This article first appeared in the St. Louis Beacon: If you don’t make it to summer camp this year, the next best thing is James M. Smith’s spectacular installation in the first floor gallery at the St. Louis University Museum of Art (SLUMA).
Entering Smith’s Unscripted exhibit feels like walking through an adventurer’s scrapbook. Smith’s playful and ambitious dreamscape exists outside of time. He has created a past future just as the science fiction writer Ray Bradbury described it.
Smith’s large sculptures look like useful objects. They are formed from rope and wood and rough-hewn canvas, tied together with so many knots and stitches. His art has a Boy Scout aesthetic. Canvases along the walls hold building plans drawn and altered in succession, befitting the creation of the wondrous contraptions arranged throughout the gallery. His crisp graphics of negative images appear to be made by a blinding sun searing unfinished, impractical design plans onto color soaked canvases.
The objects throughout the exhibition space represent active lives. His Ovoo is a teepee fort of found objects that looks as if built by busy 12 year olds on a summer day. Arranged as they are, Smith’s intricate sculptural oddities inspire a soundtrack of sea gulls and fog horns, the hum of the gallery’s air conditioning unit attempts to fill the auditory void.
Zeppelins have a bold presence in Smith’s oeuvre as do rockets and scaffolded grain elevators and water towers.
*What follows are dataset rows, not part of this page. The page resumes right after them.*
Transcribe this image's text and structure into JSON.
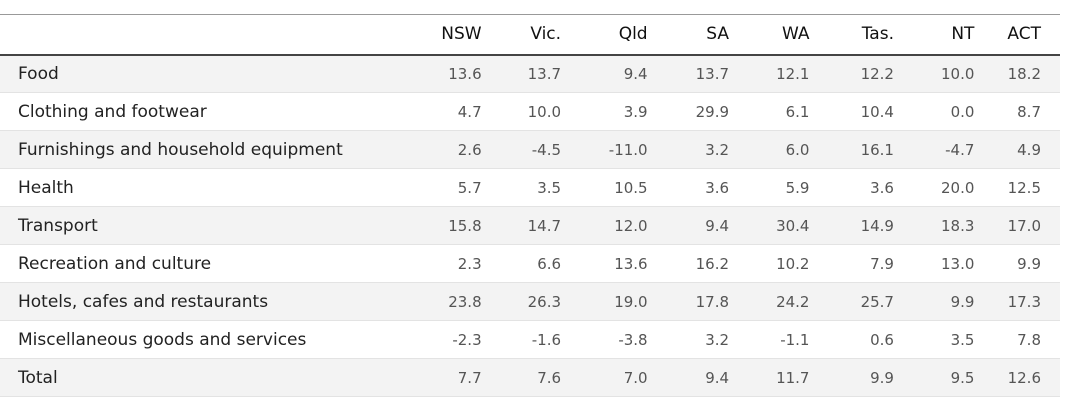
{
  "chart_data": {
    "type": "table",
    "columns": [
      "",
      "NSW",
      "Vic.",
      "Qld",
      "SA",
      "WA",
      "Tas.",
      "NT",
      "ACT"
    ],
    "rows": [
      {
        "label": "Food",
        "values": [
          "13.6",
          "13.7",
          "9.4",
          "13.7",
          "12.1",
          "12.2",
          "10.0",
          "18.2"
        ]
      },
      {
        "label": "Clothing and footwear",
        "values": [
          "4.7",
          "10.0",
          "3.9",
          "29.9",
          "6.1",
          "10.4",
          "0.0",
          "8.7"
        ]
      },
      {
        "label": "Furnishings and household equipment",
        "values": [
          "2.6",
          "-4.5",
          "-11.0",
          "3.2",
          "6.0",
          "16.1",
          "-4.7",
          "4.9"
        ]
      },
      {
        "label": "Health",
        "values": [
          "5.7",
          "3.5",
          "10.5",
          "3.6",
          "5.9",
          "3.6",
          "20.0",
          "12.5"
        ]
      },
      {
        "label": "Transport",
        "values": [
          "15.8",
          "14.7",
          "12.0",
          "9.4",
          "30.4",
          "14.9",
          "18.3",
          "17.0"
        ]
      },
      {
        "label": "Recreation and culture",
        "values": [
          "2.3",
          "6.6",
          "13.6",
          "16.2",
          "10.2",
          "7.9",
          "13.0",
          "9.9"
        ]
      },
      {
        "label": "Hotels, cafes and restaurants",
        "values": [
          "23.8",
          "26.3",
          "19.0",
          "17.8",
          "24.2",
          "25.7",
          "9.9",
          "17.3"
        ]
      },
      {
        "label": "Miscellaneous goods and services",
        "values": [
          "-2.3",
          "-1.6",
          "-3.8",
          "3.2",
          "-1.1",
          "0.6",
          "3.5",
          "7.8"
        ]
      },
      {
        "label": "Total",
        "values": [
          "7.7",
          "7.6",
          "7.0",
          "9.4",
          "11.7",
          "9.9",
          "9.5",
          "12.6"
        ]
      }
    ]
  },
  "colors": {
    "stripe": "#f3f3f3",
    "header_rule": "#444444",
    "row_rule": "#e3e3e3",
    "label_text": "#222222",
    "value_text": "#555555"
  }
}
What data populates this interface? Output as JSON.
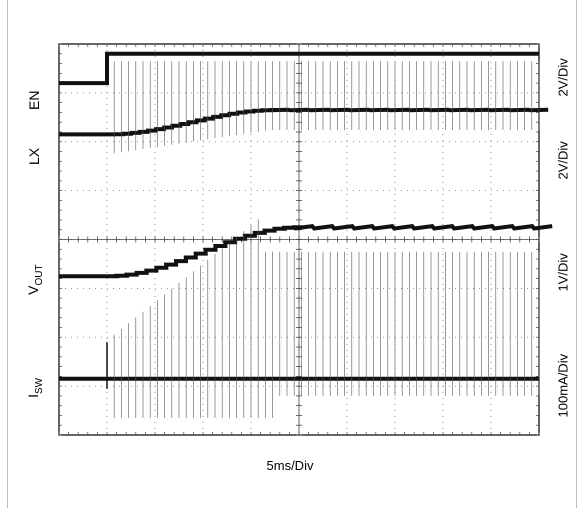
{
  "chart_data": {
    "type": "line",
    "x_scale": "5ms/Div",
    "divisions": {
      "x": 10,
      "y": 8
    },
    "channels": [
      {
        "name": "EN",
        "scale": "2V/Div",
        "segments_div": [
          [
            0,
            0.8,
            0.8,
            0.8
          ],
          [
            1.0,
            0.8,
            1.0,
            0.2
          ],
          [
            1.0,
            0.2,
            10,
            0.2
          ]
        ]
      },
      {
        "name": "LX",
        "scale": "2V/Div",
        "ramp_start_div": [
          1.0,
          1.85
        ],
        "ramp_end_div": [
          4.4,
          1.35
        ],
        "baseline_div": 1.85,
        "settled_div": 1.35
      },
      {
        "name": "VOUT",
        "scale": "1V/Div",
        "ramp_start_div": [
          1.0,
          4.75
        ],
        "ramp_end_div": [
          4.9,
          3.75
        ],
        "baseline_div": 4.75,
        "settled_div": 3.75
      },
      {
        "name": "ISW",
        "scale": "100mA/Div",
        "baseline_div": 6.85
      }
    ]
  },
  "labels": {
    "en": "EN",
    "lx": "LX",
    "vout_main": "V",
    "vout_sub": "OUT",
    "isw_main": "I",
    "isw_sub": "SW",
    "scale_en": "2V/Div",
    "scale_lx": "2V/Div",
    "scale_vout": "1V/Div",
    "scale_isw": "100mA/Div",
    "xlabel": "5ms/Div"
  }
}
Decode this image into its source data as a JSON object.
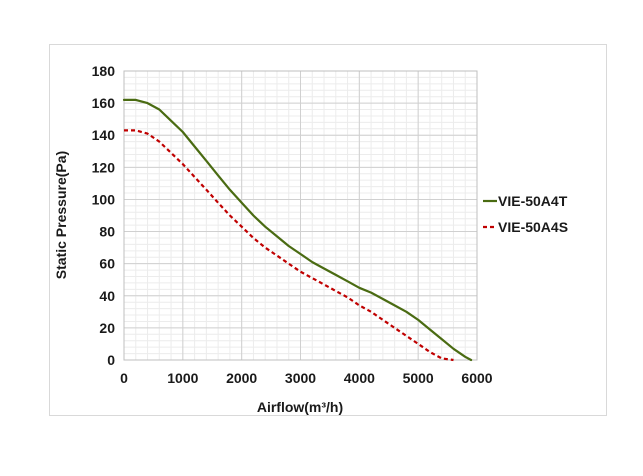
{
  "chart_data": {
    "type": "line",
    "title": "",
    "xlabel": "Airflow(m³/h)",
    "ylabel": "Static Pressure(Pa)",
    "xlim": [
      0,
      6000
    ],
    "ylim": [
      0,
      180
    ],
    "x_ticks": [
      0,
      1000,
      2000,
      3000,
      4000,
      5000,
      6000
    ],
    "y_ticks": [
      0,
      20,
      40,
      60,
      80,
      100,
      120,
      140,
      160,
      180
    ],
    "x_tick_labels": [
      "0",
      "1000",
      "2000",
      "3000",
      "4000",
      "5000",
      "6000"
    ],
    "y_tick_labels": [
      "0",
      "20",
      "40",
      "60",
      "80",
      "100",
      "120",
      "140",
      "160",
      "180"
    ],
    "grid": true,
    "legend_position": "right",
    "series": [
      {
        "name": "VIE-50A4T",
        "color": "#4a6b12",
        "line_style": "solid",
        "x": [
          0,
          200,
          400,
          600,
          800,
          1000,
          1200,
          1400,
          1600,
          1800,
          2000,
          2200,
          2400,
          2600,
          2800,
          3000,
          3200,
          3400,
          3600,
          3800,
          4000,
          4200,
          4400,
          4600,
          4800,
          5000,
          5200,
          5400,
          5600,
          5800,
          5900
        ],
        "y": [
          162,
          162,
          160,
          156,
          149,
          142,
          133,
          124,
          115,
          106,
          98,
          90,
          83,
          77,
          71,
          66,
          61,
          57,
          53,
          49,
          45,
          42,
          38,
          34,
          30,
          25,
          19,
          13,
          7,
          2,
          0
        ]
      },
      {
        "name": "VIE-50A4S",
        "color": "#c00000",
        "line_style": "dashed",
        "x": [
          0,
          200,
          400,
          600,
          800,
          1000,
          1200,
          1400,
          1600,
          1800,
          2000,
          2200,
          2400,
          2600,
          2800,
          3000,
          3200,
          3400,
          3600,
          3800,
          4000,
          4200,
          4400,
          4600,
          4800,
          5000,
          5200,
          5400,
          5600
        ],
        "y": [
          143,
          143,
          141,
          136,
          129,
          122,
          114,
          106,
          98,
          90,
          83,
          76,
          70,
          65,
          60,
          55,
          51,
          47,
          43,
          39,
          34,
          30,
          25,
          20,
          15,
          10,
          5,
          1,
          0
        ]
      }
    ]
  }
}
Speed Triple Combine offers an archive of aviation motifs including a heavily worn flight suit with a rusted scarf. Much of Smith’s iconography connotes fantastical travel. A motorcycle from yesteryear appears as if an imprint from a dream.
The burnt at the edges red drowned canvas of Red Combine is held to earth only by a long red cord attached to three red blocks. It is a tentative mooring. A sandbag holds down one of the two Streamliner sculptures as if it might rise into the air. Bright blue splotches along the flying machine suggest a recent trip through painted sky.